31.9 mi / 10.2 mph / 674 ft. climbing
Home: John D. and Myretta’s house
Rett’s original plan for Prince Edward Island was to arrive near Labor Day (a holiday that exists on the same day in both Canada and the U.S.!), and then spend a couple weeks seeing the sights absent the majority of summer tourists. Luckily she learned ahead of time that the tourist season here ends not as an autumn leaf twirling gently to the ground, but as an anvil rocketed straight down to earth. Many of the places (particularly Anne-related) she wanted to see slam their doors shut as soon as the schools open theirs.
In one way, that rush to see everything before it closed was nice because it meant that there was no way for us to visit the Magdelen Islands beforehand. That was good because it was a decision that we otherwise would have been torn about; their almost-always-windy nature made it difficult to know if we’d actually enjoy ourselves, so having the decision taken out of our hands felt like a relief. Thus, when we first arrived to Prince Edward Island, instead of heading straight north for the other ferry that would take us to the Magedelen Islands, we cut directly northwest to do the Anne stuff, and then down to Charlottetown for the musical (which we’d originally thought might be the start of our PEI exploration).
But now, the important things on our list were completed, so what else should we do on PEI? Well, there were still a few interesting things in the northeast corner, so I guess we’ll head that way. Since the ferry to the Magdelen Islands is also in that direction, I checked the weather forecast out of curiosity, even though we’d already taken them off our list. But, wait…what is this stroke of luck? A multi-day period of calm, now timed perfectly for us? Yes, it resurrected the hemming-and-hawing, but in relatively short order, we decided to go for it and booked three nights at a campground on Ile du Cap aux Meules.
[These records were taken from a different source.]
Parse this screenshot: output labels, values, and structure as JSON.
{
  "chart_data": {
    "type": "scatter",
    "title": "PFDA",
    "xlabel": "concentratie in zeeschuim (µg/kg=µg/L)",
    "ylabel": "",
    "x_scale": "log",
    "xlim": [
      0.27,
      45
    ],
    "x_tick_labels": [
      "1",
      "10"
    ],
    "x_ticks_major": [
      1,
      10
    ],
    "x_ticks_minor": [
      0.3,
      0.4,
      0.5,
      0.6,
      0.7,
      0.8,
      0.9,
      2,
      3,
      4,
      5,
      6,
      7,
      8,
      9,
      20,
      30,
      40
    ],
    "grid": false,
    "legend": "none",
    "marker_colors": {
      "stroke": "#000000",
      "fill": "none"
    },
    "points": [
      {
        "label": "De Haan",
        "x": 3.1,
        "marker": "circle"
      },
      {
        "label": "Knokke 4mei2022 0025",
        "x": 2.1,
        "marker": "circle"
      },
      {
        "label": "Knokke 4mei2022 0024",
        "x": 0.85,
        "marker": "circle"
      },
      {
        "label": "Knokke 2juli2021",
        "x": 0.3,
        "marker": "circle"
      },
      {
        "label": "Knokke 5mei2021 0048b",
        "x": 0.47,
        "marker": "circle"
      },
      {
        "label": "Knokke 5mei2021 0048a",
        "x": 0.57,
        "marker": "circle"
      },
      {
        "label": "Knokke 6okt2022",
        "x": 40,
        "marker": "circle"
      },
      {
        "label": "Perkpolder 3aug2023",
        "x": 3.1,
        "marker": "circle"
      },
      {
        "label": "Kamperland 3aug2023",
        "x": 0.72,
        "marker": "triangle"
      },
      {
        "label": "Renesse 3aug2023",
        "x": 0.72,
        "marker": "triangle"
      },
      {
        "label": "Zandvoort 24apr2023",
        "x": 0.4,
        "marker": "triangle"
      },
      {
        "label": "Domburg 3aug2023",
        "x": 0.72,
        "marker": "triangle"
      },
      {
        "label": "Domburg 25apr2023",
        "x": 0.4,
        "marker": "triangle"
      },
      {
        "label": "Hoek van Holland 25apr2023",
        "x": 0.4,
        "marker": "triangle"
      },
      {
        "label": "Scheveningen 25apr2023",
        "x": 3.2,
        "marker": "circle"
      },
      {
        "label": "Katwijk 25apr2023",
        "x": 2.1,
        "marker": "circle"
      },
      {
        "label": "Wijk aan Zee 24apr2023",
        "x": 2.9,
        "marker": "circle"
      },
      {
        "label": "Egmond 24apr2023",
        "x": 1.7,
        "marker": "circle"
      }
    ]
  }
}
It was a two-day ride from Charlottetown to the ferry in Souris, and in another amazing stroke of luck, the halfway point between the two was St. Peters Bay. That’s the home of John D. and Myretta, the couple we’d met at lunch eight days ago who invited us to stay with them if we were ever passing through. Well, now we’d be passing through, and they confirmed that their offer still stood!
In another coincidence, we stopped for lunch again at the very spot where we’d met our hosts, again making our own sandwiches in front of a food truck. I really regret not at least tipping the food truck guy, not just for two lunch spots, but for enabling the serendipitous meeting with tonight’s hosts!
While they weren’t WarmShowers hosts, they may as well have been, immediately offering up a shower, a bed, and beers! As we gathered out on the patio to watch the sun lowering over the bay, it quickly became clear that John D. and Rett were the Annes of our group, while Myretta and I were the shushing Marillas (John D. was able to sing a bit of one of the songs from the Anne musical!)
We were kindred spirits beyond that, since they come from a long history of adventure-traveling, and in fact were in the midst of prepping for an upcoming trip to Spain; it’s inspiring to me that at their more-experienced-than-us age, they’re still drawn to independent travel. Dinner appeared, the wine kept flowing, and we had such a good time with them, so appreciative that they had the natural generosity to even think of inviting over some people that they’d spent 15 minutes talking with. As John D. so eloquently stated: “It’s more exciting to have excitement!”